Abdullah Gül ve Tayyip Erdoğan'ın Suriye'ye girmesi için ABD Dışişleri Bakanı Hilary Clinton tarafından Türkiye'deki bir resepsiyonda ayaküstü nasıl sert şekilde baskılandığını kamuoyu nedense gözden kaçırmıştı o günlerde... AK Parti gibi çiçeği burnunda bir partide, mazisi Millî Görüş geleneğinden gelen bir tabanı Suriye'ye girip savaşmaya ikna etmek zordu o günlerde. Üstelik Erbakan Hoca'nın "Günün birinde mesele Suriye olursa, bilin ki mesele Türkiye'dir, Büyük İsrail için Suriye parçalanmak isteniyor. Bu bir Siyonizm projesidir." sözleri henüz AK Parti tabanının kulaklarında çınlıyordu. "Van minut" diyerek İsrail'e düşman olmuştuk da, tarihte eşi ender görülür biçimde İsrail'in düşmanı Suriye'ye de düşman olmuştuk birdenbire... Sıfır sorundan sonsuz soruna doğru giden bir dış politika... "Düşmanımın düşmanı dostumdur" yerine "Birbirine düşman olsalar da ben ikisine düşmanım" diyen müthiş strateji (!).
Sonuç olarak günümüze gelirsek;
Genelkurmay İstihbarat Eski Başkanı (E) Korgeneral İsmail Hakkı Pekin "Türkiye, hızla bugünkü anlayışla Pakistanlaşırken, Hatay’dan Afrin’e kadar bir çizgi çekin, o çizgi de Peşaverleşiyor. Bu Peşaver Sendromu, bir süre sonra korkarım Hatay’ı da içine alacak.” dedi.
Türk dostu Pakistanlı devlet adamları Peşaverleşme tehlikesi için Türkiye'yi bu konuda uyarıyor; "Bizim düştüğümüz yanlışlara düşmeyin" diyorlar.
Akıl odur ki başa geleceği bile,dağ odur ki dağın ardını göre demişler. Bizi Ortadoğululaşmaya doğru sürükleyen, borç sarmalıyla boğuşturan dolaylı harcamalarla birlikte 83 milyar doları(*) geçtiği hesaplanan Suriye politikası konusunda devlet aklımız ne düşünüyor acaba?
Bu konuya, yalnızca Ümit Özdağ'ın sorumlu bir Türk Aydını olarak eğilmiş olması yeterli mi?
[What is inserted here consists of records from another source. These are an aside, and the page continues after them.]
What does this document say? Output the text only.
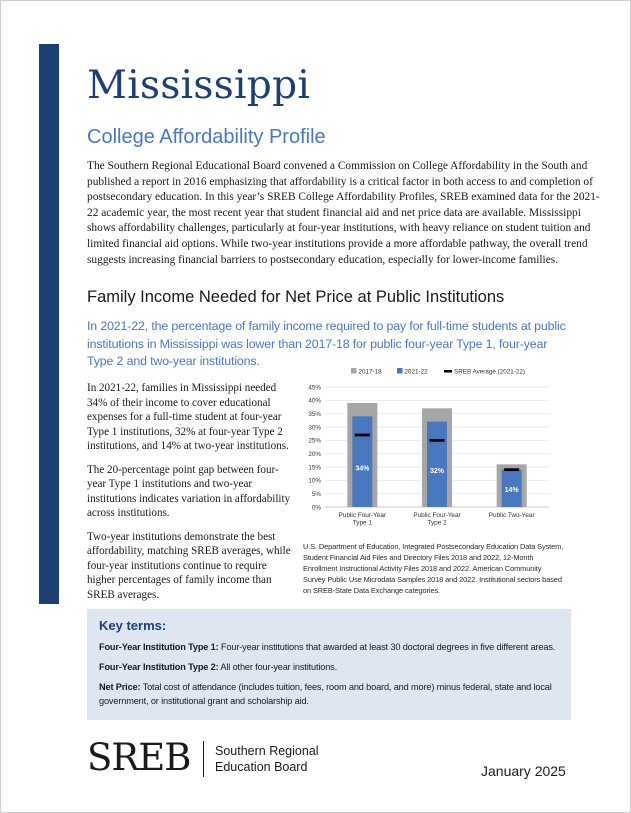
Mississippi
College Affordability Profile

The Southern Regional Educational Board convened a Commission on College Affordability in the South and published a report in 2016 emphasizing that affordability is a critical factor in both access to and completion of postsecondary education. In this year’s SREB College Affordability Profiles, SREB examined data for the 2021-22 academic year, the most recent year that student financial aid and net price data are available. Mississippi shows affordability challenges, particularly at four-year institutions, with heavy reliance on student tuition and limited financial aid options. While two-year institutions provide a more affordable pathway, the overall trend suggests increasing financial barriers to postsecondary education, especially for lower-income families.

Family Income Needed for Net Price at Public Institutions

In 2021-22, the percentage of family income required to pay for full-time students at public institutions in Mississippi was lower than 2017-18 for public four-year Type 1, four-year Type 2 and two-year institutions.

In 2021-22, families in Mississippi needed 34% of their income to cover educational expenses for a full-time student at four-year Type 1 institutions, 32% at four-year Type 2 institutions, and 14% at two-year institutions.

The 20-percentage point gap between four-year Type 1 institutions and two-year institutions indicates variation in affordability across institutions.

Two-year institutions demonstrate the best affordability, matching SREB averages, while four-year institutions continue to require higher percentages of family income than SREB averages.

0%
5%
10%
15%
20%
25%
30%
35%
40%
45%
2017-18	2021-22	SREB Average (2021-22)
34%
Public Four-Year
Type 1
32%
Public Four-Year
Type 2
14%
Public Two-Year

U.S. Department of Education, Integrated Postsecondary Education Data System, Student Financial Aid Files and Directory Files 2018 and 2022, 12-Month Enrollment Instructional Activity Files 2018 and 2022. American Community Survey Public Use Microdata Samples 2018 and 2022. Institutional sectors based on SREB-State Data Exchange categories.

Key terms:

Four-Year Institution Type 1: Four-year institutions that awarded at least 30 doctoral degrees in five different areas.

Four-Year Institution Type 2: All other four-year institutions.

Net Price: Total cost of attendance (includes tuition, fees, room and board, and more) minus federal, state and local government, or institutional grant and scholarship aid.

SREB Southern Regional
Education Board	January 2025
Toplumsal bilinç düzeyimiz ne durumda? İskender Öksüz Hocamın bir yazısının başlığını hatırladım nedense birden: Boş zamanlarımda Milliyetçilik Yaparım.
(*) Geçici Korunan Suriyelilerin Türk Ekonomisine Etkileri, 21. YYTE Özel Rapor, Prof. Dr. Mehmet Alagöz.